Running along a beach offers a tough workout, burning up to 30 % more calories! Plus, there is the added advantage of psychological benefits of exercising by the sea.

Leaving your footprints along a wet sandy beach is one of the purest experiences of all. It also happens to be one of the best workouts. Even just a few beach runs strengthen your ankles, arches and all other below-the-knee muscles more than running on harder surfaces. Running on sand develops power throughout your lower body. It requires you to generate more force and work through a fuller range of motion, from your ankles to your hip flexors and arms.


That extra effort pays off: Several studies have found that running on sand consumes more energy than running on asphalt-burning 1.6 times more calories per mile. There’s also much less impact force when you run on sand. The dry soft stuff is the kindest to the legs.
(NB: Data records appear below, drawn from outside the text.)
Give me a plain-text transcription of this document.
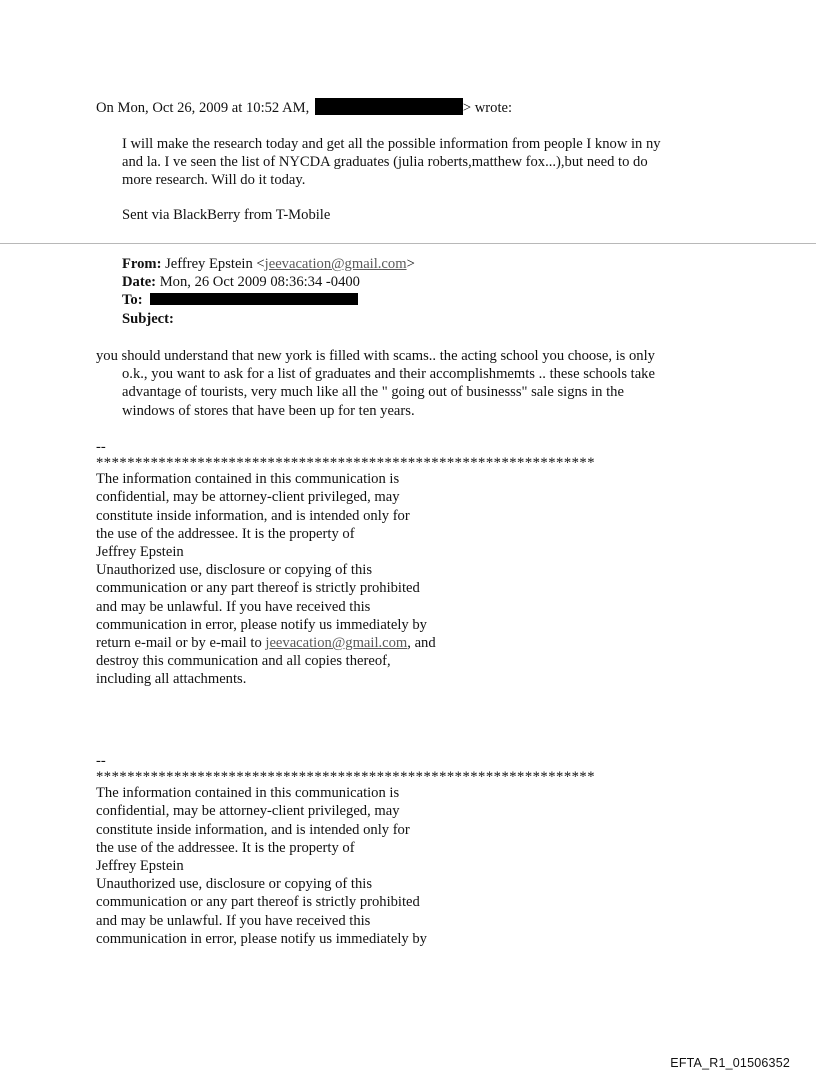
On Mon, Oct 26, 2009 at 10:52 AM,	> wrote:
I will make the research today and get all the possible information from people I know in ny
and la. I ve seen the list of NYCDA graduates (julia roberts,matthew fox...),but need to do
more research. Will do it today.
Sent via BlackBerry from T-Mobile
From: Jeffrey Epstein <jeevacation@gmail.com>
Date: Mon, 26 Oct 2009 08:36:34 -0400
To:
Subject:
you should understand that new york is filled with scams.. the acting school you choose, is only
o.k., you want to ask for a list of graduates and their accomplishmemts .. these schools take
advantage of tourists, very much like all the " going out of businesss" sale signs in the
windows of stores that have been up for ten years.
--
****************************************************************
The information contained in this communication is
confidential, may be attorney-client privileged, may
constitute inside information, and is intended only for
the use of the addressee. It is the property of
Jeffrey Epstein
Unauthorized use, disclosure or copying of this
communication or any part thereof is strictly prohibited
and may be unlawful. If you have received this
communication in error, please notify us immediately by
return e-mail or by e-mail to jeevacation@gmail.com, and
destroy this communication and all copies thereof,
including all attachments.
--
****************************************************************
The information contained in this communication is
confidential, may be attorney-client privileged, may
constitute inside information, and is intended only for
the use of the addressee. It is the property of
Jeffrey Epstein
Unauthorized use, disclosure or copying of this
communication or any part thereof is strictly prohibited
and may be unlawful. If you have received this
communication in error, please notify us immediately by
EFTA_R1_01506352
But it is also much harder to run in, making 10-minute miles feel like speedwork. Because of the added difficulty, your first beach runs should be done in running shoes in the hard, wet sand next to the water.

On the harder-packed surface, the rules of road-running apply – keep your head up and your back comfortably straight, and land mid foot. But poor traction of soft sand forces you to run more on the balls of your feet, lean your body farther forward, and drive your knees and arms higher.


Yet, for many of us, the experience of running on the beach isn’t complete unless we lose the shoes entirely. Admittedly there are pitfalls to running shoe-less on the beach. A broken shell can cause a nasty cut, for example. But running barefoot on the sand allows your feet to move through their natural range of motion – without the restrictions imposed by running shoes – which helps strengthen your feet and ankles even more.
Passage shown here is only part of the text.